Subluxation: A language, a biomechanical process, and an untenable theory with real pathophysiological effects.


All words belong to a language, or often multiple languages, can have very singular meanings or have many meanings and interpretations. Such is the case concerning the term subluxation. It is a term that belongs to many languages, be it the language of allopathic physicians, chiropractors or historians, and has multiple meanings and interpretations, whether as a word belonging to multiple languages or different interpretations within the same language. As the great Stephen Fry and Hugh Laurie said “we are talking about language” (1). As noted by Budgell (2015), the medical community used the term subluxation long before chiropractic adopted it, but over time the interpretation and meaning of the word separated between the two professions and perhaps most importantly within the profession of chiropractic itself (2). The potential interpretations and meanings of the term subluxation will be discussed in the following section.
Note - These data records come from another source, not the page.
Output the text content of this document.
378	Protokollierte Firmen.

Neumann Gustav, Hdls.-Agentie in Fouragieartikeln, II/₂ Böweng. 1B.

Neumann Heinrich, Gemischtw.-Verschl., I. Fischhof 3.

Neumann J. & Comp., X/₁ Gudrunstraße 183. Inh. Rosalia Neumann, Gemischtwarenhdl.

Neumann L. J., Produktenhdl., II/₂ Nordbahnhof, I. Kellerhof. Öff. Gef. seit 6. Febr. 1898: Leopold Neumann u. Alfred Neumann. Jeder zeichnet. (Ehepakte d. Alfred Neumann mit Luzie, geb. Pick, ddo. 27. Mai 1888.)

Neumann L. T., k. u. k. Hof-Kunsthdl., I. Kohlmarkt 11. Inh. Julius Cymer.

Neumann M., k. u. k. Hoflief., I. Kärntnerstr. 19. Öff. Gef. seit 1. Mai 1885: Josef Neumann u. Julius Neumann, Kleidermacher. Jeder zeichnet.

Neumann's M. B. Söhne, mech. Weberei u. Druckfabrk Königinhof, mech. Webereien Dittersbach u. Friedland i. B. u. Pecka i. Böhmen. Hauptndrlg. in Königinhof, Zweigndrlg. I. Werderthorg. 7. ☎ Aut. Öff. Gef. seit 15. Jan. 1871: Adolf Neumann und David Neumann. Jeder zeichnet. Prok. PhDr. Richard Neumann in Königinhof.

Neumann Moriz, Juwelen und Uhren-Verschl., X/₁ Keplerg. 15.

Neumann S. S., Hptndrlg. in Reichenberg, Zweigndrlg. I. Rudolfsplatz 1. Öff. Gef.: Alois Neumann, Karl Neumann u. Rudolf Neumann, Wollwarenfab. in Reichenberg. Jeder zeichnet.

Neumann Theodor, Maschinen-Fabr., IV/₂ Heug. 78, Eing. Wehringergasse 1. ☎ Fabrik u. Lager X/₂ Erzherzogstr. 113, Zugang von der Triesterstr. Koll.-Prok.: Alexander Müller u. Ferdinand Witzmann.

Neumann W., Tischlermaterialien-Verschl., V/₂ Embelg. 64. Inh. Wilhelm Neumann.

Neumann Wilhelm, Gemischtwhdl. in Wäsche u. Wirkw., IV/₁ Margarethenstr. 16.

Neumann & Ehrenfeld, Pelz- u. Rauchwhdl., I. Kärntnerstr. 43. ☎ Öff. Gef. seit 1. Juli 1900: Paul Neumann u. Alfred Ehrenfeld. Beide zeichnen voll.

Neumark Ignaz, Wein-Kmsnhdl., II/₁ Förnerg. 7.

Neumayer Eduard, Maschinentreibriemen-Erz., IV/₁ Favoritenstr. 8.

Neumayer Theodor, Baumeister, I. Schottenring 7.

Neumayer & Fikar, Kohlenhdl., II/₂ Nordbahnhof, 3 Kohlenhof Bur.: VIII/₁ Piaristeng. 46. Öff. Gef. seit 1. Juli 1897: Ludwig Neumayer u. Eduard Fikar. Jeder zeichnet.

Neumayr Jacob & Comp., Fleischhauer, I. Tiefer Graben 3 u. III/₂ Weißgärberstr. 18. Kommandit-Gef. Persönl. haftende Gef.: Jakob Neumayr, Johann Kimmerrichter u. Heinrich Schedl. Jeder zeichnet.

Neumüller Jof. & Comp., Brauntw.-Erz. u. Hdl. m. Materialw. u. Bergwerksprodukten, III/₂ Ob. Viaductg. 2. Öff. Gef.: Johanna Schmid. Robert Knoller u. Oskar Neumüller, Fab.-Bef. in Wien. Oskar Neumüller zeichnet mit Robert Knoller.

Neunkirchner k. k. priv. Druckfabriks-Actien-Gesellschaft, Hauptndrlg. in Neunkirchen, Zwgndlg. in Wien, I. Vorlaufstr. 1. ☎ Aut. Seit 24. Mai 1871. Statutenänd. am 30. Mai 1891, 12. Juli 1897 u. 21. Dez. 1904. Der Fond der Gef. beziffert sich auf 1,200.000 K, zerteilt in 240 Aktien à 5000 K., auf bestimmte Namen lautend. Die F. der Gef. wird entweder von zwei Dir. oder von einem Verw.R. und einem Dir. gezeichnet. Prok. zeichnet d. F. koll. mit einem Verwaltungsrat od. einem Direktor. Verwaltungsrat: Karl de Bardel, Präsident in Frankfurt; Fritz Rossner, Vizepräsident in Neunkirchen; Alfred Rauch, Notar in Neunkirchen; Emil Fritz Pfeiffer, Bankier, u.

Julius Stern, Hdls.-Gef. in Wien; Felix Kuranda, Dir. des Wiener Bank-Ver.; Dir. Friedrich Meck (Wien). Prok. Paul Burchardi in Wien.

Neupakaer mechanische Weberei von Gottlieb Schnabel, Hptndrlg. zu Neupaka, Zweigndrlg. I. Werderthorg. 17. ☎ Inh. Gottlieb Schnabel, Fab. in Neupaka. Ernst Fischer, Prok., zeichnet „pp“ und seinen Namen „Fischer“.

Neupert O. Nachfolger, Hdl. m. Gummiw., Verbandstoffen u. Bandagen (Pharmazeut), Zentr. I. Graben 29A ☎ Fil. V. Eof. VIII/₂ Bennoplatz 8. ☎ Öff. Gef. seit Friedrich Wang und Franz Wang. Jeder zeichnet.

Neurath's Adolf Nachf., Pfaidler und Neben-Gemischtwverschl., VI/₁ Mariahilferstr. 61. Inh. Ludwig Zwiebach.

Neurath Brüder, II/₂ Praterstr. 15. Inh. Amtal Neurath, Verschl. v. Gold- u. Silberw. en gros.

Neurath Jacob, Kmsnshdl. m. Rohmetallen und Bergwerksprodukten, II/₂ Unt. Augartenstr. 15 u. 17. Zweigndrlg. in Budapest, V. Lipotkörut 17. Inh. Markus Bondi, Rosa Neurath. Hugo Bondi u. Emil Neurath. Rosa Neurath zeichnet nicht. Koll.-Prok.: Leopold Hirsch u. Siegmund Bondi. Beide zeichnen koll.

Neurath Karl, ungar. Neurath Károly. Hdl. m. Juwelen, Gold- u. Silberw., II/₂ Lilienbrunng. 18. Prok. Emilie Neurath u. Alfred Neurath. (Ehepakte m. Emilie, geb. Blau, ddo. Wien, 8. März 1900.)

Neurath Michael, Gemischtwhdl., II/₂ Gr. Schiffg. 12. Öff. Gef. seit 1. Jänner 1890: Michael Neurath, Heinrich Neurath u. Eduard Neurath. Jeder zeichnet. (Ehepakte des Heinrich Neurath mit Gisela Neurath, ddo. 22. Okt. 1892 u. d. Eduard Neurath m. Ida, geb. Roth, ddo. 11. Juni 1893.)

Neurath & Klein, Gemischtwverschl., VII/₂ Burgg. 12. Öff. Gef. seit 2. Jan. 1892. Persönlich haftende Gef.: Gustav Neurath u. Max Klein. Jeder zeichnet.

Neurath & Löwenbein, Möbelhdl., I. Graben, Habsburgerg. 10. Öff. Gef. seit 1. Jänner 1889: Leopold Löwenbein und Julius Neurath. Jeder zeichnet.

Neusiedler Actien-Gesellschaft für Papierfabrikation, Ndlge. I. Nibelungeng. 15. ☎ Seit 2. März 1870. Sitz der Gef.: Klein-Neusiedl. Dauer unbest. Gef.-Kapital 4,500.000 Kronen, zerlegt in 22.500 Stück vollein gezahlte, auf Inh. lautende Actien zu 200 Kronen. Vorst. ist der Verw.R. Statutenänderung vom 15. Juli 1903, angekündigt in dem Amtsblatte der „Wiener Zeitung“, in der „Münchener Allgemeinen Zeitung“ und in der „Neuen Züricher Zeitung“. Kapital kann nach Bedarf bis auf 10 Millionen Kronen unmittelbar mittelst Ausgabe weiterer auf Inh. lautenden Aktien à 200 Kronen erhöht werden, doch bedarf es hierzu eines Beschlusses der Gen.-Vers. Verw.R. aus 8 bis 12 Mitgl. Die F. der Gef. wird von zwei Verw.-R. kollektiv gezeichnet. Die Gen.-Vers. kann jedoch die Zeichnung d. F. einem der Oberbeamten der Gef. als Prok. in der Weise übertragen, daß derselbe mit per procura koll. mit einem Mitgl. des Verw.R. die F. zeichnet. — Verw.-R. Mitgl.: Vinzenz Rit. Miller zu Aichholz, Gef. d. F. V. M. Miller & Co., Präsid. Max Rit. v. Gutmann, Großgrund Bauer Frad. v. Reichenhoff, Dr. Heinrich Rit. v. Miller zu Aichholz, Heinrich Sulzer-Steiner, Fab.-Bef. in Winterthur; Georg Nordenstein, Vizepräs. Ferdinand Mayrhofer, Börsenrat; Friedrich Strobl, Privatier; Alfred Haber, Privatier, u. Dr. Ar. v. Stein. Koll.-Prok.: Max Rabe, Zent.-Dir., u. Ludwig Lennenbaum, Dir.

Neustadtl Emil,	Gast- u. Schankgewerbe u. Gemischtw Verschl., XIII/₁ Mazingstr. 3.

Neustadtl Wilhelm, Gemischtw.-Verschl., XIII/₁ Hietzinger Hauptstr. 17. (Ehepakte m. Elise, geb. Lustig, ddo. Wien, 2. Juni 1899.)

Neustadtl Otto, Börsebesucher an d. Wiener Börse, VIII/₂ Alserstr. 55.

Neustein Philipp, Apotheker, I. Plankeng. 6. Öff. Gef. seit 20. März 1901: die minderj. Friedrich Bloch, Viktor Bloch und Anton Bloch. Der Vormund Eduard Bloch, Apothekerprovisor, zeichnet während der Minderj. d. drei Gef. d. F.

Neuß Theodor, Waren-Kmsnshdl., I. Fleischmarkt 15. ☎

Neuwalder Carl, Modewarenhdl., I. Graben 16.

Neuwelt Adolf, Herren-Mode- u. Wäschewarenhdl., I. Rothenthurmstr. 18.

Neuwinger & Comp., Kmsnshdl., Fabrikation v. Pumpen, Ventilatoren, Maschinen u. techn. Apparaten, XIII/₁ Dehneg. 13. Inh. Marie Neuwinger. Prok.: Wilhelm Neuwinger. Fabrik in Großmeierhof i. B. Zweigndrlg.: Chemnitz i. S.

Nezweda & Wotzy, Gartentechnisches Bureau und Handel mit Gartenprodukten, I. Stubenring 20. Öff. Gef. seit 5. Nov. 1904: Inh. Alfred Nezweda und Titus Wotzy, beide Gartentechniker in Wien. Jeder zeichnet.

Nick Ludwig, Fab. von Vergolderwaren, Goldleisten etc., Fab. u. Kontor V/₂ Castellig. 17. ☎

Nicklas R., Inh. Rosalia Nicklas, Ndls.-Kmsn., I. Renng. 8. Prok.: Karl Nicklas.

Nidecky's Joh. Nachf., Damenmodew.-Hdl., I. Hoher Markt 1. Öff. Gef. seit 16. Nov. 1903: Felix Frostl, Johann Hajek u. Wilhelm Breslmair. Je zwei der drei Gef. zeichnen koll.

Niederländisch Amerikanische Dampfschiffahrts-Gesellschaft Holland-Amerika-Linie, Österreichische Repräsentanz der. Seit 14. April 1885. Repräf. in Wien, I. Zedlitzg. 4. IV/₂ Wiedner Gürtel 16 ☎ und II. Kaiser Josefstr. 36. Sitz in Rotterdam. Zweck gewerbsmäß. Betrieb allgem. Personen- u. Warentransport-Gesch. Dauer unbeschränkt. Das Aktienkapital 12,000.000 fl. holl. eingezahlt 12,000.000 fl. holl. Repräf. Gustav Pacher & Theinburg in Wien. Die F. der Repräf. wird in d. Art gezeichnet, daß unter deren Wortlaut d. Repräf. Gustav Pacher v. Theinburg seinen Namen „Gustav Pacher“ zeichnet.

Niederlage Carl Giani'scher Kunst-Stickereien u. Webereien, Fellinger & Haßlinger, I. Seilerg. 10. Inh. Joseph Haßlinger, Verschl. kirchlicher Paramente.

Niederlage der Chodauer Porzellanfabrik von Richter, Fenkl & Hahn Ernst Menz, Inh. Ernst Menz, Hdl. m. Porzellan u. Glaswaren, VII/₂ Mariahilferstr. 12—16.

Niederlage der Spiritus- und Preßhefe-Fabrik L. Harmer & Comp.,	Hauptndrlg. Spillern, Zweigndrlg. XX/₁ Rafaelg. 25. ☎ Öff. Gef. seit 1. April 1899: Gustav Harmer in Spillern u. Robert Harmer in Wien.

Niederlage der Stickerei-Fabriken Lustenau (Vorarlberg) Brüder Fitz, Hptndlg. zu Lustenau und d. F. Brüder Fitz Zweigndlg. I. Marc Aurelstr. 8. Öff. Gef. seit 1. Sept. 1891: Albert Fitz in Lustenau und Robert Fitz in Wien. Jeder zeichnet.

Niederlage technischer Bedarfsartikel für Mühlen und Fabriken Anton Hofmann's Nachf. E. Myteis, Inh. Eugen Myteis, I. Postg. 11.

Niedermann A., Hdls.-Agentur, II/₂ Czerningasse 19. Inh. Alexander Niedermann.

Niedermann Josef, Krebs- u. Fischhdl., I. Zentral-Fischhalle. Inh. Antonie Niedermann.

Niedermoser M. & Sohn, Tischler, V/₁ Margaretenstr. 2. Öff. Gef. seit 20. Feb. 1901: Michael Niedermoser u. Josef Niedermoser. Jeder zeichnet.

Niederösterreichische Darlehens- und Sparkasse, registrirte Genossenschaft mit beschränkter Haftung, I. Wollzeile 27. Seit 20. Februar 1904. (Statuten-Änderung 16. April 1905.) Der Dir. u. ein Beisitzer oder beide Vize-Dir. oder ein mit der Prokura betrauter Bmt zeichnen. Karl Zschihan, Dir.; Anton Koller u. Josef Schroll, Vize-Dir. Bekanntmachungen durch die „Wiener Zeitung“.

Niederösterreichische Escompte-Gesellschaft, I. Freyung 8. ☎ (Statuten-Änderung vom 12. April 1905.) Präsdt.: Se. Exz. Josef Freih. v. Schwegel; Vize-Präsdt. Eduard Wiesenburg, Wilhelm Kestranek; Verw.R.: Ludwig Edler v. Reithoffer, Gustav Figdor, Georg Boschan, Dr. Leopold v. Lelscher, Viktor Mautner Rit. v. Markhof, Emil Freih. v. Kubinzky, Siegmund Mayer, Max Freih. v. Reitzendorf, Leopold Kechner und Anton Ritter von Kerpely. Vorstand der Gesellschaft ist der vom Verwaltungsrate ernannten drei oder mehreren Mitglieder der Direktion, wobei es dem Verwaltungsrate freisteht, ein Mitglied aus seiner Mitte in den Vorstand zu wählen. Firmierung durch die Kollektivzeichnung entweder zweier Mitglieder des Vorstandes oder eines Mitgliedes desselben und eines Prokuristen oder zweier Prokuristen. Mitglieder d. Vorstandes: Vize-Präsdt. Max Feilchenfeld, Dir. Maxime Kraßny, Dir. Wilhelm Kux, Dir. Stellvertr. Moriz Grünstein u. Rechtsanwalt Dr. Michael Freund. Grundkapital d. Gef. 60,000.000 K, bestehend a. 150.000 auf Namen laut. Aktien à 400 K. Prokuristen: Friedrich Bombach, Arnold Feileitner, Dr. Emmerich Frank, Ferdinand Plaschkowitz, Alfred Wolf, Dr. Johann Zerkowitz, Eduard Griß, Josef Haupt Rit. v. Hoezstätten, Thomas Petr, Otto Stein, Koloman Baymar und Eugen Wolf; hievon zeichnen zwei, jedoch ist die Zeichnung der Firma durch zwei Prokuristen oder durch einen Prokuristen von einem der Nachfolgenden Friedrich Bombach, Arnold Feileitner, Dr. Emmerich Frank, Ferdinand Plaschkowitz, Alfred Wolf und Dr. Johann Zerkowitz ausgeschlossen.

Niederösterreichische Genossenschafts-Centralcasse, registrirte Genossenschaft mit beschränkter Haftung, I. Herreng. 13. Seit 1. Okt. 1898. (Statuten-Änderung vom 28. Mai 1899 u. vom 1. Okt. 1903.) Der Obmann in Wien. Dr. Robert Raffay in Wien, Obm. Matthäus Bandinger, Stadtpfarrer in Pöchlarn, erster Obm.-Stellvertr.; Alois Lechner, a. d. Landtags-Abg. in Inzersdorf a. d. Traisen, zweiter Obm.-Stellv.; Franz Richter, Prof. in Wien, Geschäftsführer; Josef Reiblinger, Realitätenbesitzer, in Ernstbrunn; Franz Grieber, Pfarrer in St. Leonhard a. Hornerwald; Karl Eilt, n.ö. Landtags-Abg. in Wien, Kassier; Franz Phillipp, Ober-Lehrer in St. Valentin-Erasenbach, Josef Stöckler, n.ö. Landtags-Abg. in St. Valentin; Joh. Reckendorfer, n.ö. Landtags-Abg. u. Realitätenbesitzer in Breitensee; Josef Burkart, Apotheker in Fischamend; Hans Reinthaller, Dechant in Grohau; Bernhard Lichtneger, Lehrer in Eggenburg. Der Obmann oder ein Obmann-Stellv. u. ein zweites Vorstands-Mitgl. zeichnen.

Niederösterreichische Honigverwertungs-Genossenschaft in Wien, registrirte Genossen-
The bone out of place belief held by the professions founders, was actually relatively in line with what the medical community was using the term subluxation for (3). In fact in many ways it is exactly the same; as luxation means dislocation, sub meaning less than, in which case sub-luxation literally means less than a dislocation, referring to a bone out of place but not so out of the place to be dislocated. This description is the exact description of a subluxation used by many chiropractors, in essence a bone out of place not appreciable on a radiograph, yet still clinically significant.



The original pathophysiological belief or interpretation of subluxation was Above Down Inside Out or ADIO (3). The biomechanical event is centered around a vertebra out of place, thus blocking nervous flow (3). This theory has no supporting evidence and should be largely credited solely as historical fact and precedence, yet unfortunately may chiropractors and chiropractic colleges choose to subscribe, in spite of the evidence, to this concept as aged as bloodletting. According to Ross there are six other theories, and the likliehood is that all of them contribute to some degree (3). In short, the six theories involve the following elements; activation of golgi tendon organs and muscle spindles, simulation of mechanoreceptors, the breaking of joint adhesions, the freeing of trapped meniscoid, the restoration of movement along with joint lubrication, and the release of endorphins (3). My own personal experience would lead me to believe certainly in the release of endorphins and the restoration of movement and joint lubrication.


Clinical Syndromes and Possible Effects of the Adjustment

There are many theories as to the effects of the adjustment, and as reiterated by Ross, they all may play a contributing part to the total effects of synovial joint adjustment (3). Elements of the various theories include: stretching of intrafusal fibers against muscle spindles, the stimulation of relexogenic effects, the suppression of pain via multiple pathways, such as the aforementioned impulse of endorphins, the breaking of joint adhesions or the freeing of a trapped meniscoid (3). To summarize, say “Adieu!” to the ADIO theory, and be prepared to accept the reality of the constant search for answers and the power and wisdom contained in the literature of today and our future.



  1. A Bit of Fry and Laurie. BBC; 1995.
  2. Budgell B. A linguistics perspective on the word subluxation in the chiropactic literature. Lecture presented at; 2015; CMCC.
  3. Ross K. The Chiropractic Theories. Presentation presented at; 2017; CMCC.